Probably they will keep an internal version that compiles in the three platforms : Intel, PowerPC, ARM. Dropping PowerPC support is just a commercial measure.

Reply Score: 1

no quicker way
by alcibiades on Thu 19th Jun 2008 07:34 UTC
alcibiades
Member since:
2005-10-12

There is no quicker way to destroy OSN as a news source than by linking to Roughly Drafted. There is a reason why it is curiously neglected, and its not because of anti-Apple conspiracies. But you will have to find that out for yourself. What will happen is this. As soon as you select yourself as one of the only places on the net prepared to regularly link to it, you will be bombarded with a flood of stories from a horde of apparently different people.

They will all, these stories, say one of the same things. Apple computers are cheaper than PCs (after you add in various ridiculous costs to the PCs, Apple has larger market share than reported (after you double Apple sales by separately counting hardware and software), Apple security issues are malicious black propaganda by an anti-Apple news establishment. There are various convoluted reasons why every decision Apple has ever made was right. Apple has a brilliant master plan which is exemplified by its latest move, which has been universally misunderstood, but which will result in its total domination of [pick one: the Web, mobile phones, laptops, desktops, music downloads, TVs....] And so on.

This view of RD is generally accepted in the Mac world. Here for example is Technovia, quoting in support TUAW:

Posts like this that use underhanded techniques and shoddy math to prove a biased point aren't helping the Mac community. In fact, they're making it look even worse because, once found out, they are (rightfully) transformed into key evidence for clueless Apple fanaticism, which can easily harm the reputation of almost anyone with something genuinely educated and relevant to say about Apple or their products, whether it's a good or *gasp* unpleasant statement.

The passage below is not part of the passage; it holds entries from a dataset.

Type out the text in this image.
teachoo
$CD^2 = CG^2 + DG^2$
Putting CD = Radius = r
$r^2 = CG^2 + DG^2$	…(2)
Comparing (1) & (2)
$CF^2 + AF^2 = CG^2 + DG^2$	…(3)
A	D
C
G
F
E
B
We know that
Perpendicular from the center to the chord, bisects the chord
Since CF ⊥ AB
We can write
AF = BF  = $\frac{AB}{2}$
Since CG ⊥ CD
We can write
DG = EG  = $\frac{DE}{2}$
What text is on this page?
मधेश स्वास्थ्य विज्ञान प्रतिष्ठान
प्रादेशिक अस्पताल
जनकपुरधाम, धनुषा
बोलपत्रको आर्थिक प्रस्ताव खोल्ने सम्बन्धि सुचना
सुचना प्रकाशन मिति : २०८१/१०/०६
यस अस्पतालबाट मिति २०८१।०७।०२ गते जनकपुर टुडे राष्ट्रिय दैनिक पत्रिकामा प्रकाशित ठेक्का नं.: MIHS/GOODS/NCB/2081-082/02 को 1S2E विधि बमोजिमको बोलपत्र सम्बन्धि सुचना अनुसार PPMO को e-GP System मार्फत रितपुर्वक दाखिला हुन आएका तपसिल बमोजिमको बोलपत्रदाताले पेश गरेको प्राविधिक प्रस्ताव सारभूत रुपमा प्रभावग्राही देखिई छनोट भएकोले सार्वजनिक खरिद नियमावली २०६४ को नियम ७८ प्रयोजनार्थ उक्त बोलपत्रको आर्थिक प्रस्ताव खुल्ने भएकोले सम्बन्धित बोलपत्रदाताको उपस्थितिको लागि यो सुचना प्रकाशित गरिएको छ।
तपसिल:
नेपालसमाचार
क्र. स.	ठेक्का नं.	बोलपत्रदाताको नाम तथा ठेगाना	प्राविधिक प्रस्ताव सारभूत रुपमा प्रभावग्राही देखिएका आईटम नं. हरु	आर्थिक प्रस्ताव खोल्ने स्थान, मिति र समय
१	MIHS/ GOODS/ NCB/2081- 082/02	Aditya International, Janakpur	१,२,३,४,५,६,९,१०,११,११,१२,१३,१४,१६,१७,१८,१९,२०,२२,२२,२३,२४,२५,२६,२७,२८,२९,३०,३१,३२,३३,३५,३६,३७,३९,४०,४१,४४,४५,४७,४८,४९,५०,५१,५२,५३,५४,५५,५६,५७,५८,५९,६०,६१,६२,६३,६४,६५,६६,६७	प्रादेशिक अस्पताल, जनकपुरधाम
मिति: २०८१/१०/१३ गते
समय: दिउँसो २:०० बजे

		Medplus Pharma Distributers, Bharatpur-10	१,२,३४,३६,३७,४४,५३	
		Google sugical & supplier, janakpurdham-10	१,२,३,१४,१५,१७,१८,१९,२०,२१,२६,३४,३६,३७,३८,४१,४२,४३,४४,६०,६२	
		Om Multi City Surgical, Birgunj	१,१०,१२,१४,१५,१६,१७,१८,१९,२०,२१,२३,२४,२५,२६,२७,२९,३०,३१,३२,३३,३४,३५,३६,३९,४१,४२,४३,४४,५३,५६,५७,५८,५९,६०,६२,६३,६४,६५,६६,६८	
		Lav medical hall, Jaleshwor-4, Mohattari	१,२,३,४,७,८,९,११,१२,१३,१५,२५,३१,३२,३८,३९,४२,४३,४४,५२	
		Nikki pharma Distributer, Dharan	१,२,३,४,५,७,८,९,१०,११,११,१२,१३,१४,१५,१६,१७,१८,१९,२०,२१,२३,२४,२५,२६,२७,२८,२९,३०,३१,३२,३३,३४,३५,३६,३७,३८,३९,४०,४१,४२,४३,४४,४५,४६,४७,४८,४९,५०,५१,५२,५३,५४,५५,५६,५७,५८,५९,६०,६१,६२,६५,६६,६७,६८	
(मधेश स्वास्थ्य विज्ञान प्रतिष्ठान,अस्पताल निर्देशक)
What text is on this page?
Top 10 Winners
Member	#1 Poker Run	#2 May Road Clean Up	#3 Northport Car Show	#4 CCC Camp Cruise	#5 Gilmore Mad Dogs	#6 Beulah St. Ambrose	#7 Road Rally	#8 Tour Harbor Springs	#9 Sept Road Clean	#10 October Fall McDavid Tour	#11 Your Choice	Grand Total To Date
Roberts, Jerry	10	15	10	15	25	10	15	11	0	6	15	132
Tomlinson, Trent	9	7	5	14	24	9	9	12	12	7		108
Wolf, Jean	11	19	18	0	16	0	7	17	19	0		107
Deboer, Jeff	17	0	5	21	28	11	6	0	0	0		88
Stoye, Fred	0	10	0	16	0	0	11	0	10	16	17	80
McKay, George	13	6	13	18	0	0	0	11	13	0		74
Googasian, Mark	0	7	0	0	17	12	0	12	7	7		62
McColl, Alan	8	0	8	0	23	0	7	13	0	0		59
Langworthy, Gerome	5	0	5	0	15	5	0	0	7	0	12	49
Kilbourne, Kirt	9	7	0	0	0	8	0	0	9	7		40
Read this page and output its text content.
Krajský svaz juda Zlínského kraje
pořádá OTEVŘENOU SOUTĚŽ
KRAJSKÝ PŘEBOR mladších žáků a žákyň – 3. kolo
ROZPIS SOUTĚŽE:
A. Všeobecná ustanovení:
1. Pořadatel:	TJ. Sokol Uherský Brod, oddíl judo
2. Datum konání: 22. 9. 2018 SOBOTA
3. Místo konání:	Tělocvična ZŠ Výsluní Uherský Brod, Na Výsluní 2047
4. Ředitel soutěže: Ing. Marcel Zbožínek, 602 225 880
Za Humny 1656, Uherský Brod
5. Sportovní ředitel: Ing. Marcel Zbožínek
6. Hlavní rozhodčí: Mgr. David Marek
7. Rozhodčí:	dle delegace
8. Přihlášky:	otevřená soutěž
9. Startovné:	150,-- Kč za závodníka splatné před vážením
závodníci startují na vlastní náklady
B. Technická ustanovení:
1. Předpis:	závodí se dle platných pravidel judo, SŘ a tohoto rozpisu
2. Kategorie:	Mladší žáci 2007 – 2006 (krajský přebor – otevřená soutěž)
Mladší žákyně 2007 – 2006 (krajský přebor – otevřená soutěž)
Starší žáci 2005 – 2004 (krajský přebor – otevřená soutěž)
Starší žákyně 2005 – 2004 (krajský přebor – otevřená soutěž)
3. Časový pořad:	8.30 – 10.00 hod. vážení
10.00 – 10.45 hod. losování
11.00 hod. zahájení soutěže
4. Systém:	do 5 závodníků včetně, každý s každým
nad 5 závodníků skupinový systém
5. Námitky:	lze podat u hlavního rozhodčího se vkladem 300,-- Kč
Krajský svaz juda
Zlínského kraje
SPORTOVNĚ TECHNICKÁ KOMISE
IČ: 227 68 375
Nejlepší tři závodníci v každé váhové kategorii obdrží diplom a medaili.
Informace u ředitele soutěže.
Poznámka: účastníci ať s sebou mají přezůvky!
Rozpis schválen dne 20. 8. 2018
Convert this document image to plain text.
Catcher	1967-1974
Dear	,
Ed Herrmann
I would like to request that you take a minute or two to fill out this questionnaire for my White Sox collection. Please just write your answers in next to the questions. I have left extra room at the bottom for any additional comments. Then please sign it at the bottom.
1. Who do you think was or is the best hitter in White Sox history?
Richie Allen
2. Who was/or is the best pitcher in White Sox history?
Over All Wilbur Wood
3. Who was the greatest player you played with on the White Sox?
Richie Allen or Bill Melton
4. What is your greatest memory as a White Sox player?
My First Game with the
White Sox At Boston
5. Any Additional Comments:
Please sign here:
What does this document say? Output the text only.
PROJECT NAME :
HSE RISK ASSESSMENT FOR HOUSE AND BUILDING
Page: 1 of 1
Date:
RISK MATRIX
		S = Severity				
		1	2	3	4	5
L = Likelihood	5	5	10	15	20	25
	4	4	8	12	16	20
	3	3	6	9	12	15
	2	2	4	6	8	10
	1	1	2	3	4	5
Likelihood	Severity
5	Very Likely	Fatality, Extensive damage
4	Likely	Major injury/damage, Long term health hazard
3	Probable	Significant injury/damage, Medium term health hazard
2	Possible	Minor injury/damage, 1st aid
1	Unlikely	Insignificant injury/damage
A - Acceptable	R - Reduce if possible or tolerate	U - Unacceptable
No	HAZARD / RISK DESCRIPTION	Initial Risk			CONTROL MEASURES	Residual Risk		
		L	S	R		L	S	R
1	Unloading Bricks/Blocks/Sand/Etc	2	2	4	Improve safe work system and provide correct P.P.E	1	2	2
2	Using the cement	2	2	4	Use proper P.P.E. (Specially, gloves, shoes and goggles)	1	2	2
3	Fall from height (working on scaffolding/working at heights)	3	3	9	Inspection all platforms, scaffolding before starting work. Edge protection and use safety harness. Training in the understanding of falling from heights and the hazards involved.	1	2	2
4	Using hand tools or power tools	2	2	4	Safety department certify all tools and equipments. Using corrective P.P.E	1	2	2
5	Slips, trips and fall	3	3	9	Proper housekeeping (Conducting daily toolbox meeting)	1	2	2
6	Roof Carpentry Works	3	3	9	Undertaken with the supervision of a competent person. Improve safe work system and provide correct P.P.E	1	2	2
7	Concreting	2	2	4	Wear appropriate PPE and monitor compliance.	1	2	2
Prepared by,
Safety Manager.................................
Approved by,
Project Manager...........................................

Unsurprisingly, the post that TUAW is referring to is from Roughly Drafted, which can only be described as the lunatic fringe of Mac fandom. While it's perhaps understandable that some Mac users will want to "strike back" against what they see as media bias against the platform, as TUAW puts it:

"These wholly inaccurate and misleading articles need to stop if computer users are going to learn the genuine advantages (and even disadvantages) of Apple and their products. Lying to grab attention for Apple may briefly taste sweet, but helping consumers make an educated choice (no matter what the outcome) based on pure, true merit takes the cake."


When your own Party starts to describe your agitation on behalf of the cause as 'lunatic', you're in deep trouble.

But, you will have to find all this out for yourself. Meanwhile, if you are going to start linking to RD, it would be nice if you can introduce some blocking feature into the site so we can filter it out. Its the Slashdot/Roland Picquepaille problem. Please help those of us who simply do not want to be reminded of its existence.